When the final bell rang, I started the long walk home—three kilometers of silence and growing pain. Usually, I’d come home chattering away, full of stories. But that day, I was quiet. When I reached home, I dropped my school bag and walked straight to the kitchen where my mother and sisters were preparing dinner. I stood at the door, not saying a word. My sister noticed something was wrong and asked me what had happened. I told her it was just the vaccination we’d had at school that day—it was hurting, that’s all. The shot had been in the same shoulder, so I thought the pain was from that.
But my sister noticed a small bruise near my elbow with a bit of dried blood. “Did you fall?” she asked. I nodded. She came closer and gently touched my arm—and I screamed.
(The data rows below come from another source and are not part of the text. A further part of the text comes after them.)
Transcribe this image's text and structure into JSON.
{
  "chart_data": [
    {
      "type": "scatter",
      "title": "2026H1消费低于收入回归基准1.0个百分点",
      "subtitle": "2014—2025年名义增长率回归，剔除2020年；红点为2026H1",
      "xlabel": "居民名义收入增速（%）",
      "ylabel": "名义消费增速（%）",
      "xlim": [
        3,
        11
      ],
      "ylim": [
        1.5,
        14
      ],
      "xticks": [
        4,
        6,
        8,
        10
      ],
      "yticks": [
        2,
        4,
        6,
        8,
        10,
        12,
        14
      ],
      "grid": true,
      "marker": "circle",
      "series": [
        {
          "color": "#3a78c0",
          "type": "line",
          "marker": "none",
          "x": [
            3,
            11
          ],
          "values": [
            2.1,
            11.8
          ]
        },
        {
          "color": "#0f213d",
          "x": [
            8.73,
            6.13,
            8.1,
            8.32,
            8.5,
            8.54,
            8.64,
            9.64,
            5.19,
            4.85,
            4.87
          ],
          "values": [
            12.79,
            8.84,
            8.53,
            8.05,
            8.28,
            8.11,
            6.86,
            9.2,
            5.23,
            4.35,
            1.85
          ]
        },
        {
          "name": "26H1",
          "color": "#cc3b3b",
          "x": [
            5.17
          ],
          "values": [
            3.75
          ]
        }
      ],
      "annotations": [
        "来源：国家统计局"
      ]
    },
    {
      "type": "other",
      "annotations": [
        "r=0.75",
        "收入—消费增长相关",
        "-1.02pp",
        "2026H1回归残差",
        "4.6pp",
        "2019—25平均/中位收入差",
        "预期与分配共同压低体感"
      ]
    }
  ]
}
That’s when my mother came over, checked my shoulder, and suspected a fracture.
Without wasting time, she told me to come along, and we began walking another two kilometers to reach my father in the shop. We didn’t have any vehicles, and walking long distances was just part of daily life. My mother hadn’t thought to bring a torch from home, but when we reached the shop, we borrowed one from a friendly shopkeeper. We needed it—by then, the sun had set and the village was dark. There were no electricity or streetlights in the village, just the faint beam of the torch guiding us along narrow, uneven paths.
Eventually, we reached the home of the country practitioner, located near a field on the outskirts of the village. His house was lit with soft, flickering kerosene lamps, casting a warm but dim glow. The air smelled of herbs and damp earth. All around his home were medicinal plants—grown by him, tended with care, and used for healing the village folk.
He gently examined my shoulder and confirmed my mother’s suspicion—it was indeed fractured. He went out into his garden with the torchlight, collected a few leaves, ground them into a thick green paste, and made a cloth ball. He placed it under my arm and carefully wrapped it with layers of cloth to keep everything stable. Then he made a sling from another piece of cloth—rough and simple—and looped it around my neck to support my arm. I couldn’t move my shoulder at all, and the pain throbbed with every tiny shift.
That night, I couldn’t sleep in bed as usual. I had to sleep sitting up in an armchair, my body held in place by cloth and discomfort. The next few weeks passed slowly. I stayed home from school for a full month. There were no phones, no messages, and our house was far from others. It was quiet and a little lonely, but it gave me time to rest.
Every other day, the practitioner would walk all the way to my house to massage my shoulder. It hurt—a lot. I dreaded those visits. My mother knew how to bribe me, though. She’d boil eggs—my favorite back then—and place them in front of me just as the practitioner began his work. I’d focus on eating the eggs, and before I knew it, the painful massage would be over.
Eventually, the day came when the bandage and sling were removed. My shoulder was still tender, but it was healing. Slowly, I returned to normal life, back to the classroom, back to the mud slide, though perhaps a little more cautious.
That fall, that broken shoulder, taught me something that even the later scooter accident didn’t: resilience begins young. We didn’t have much, but we had our ways—simple, earthy, traditional. And sometimes, a boiled egg and a mother’s patience were all the medicine a child really needed.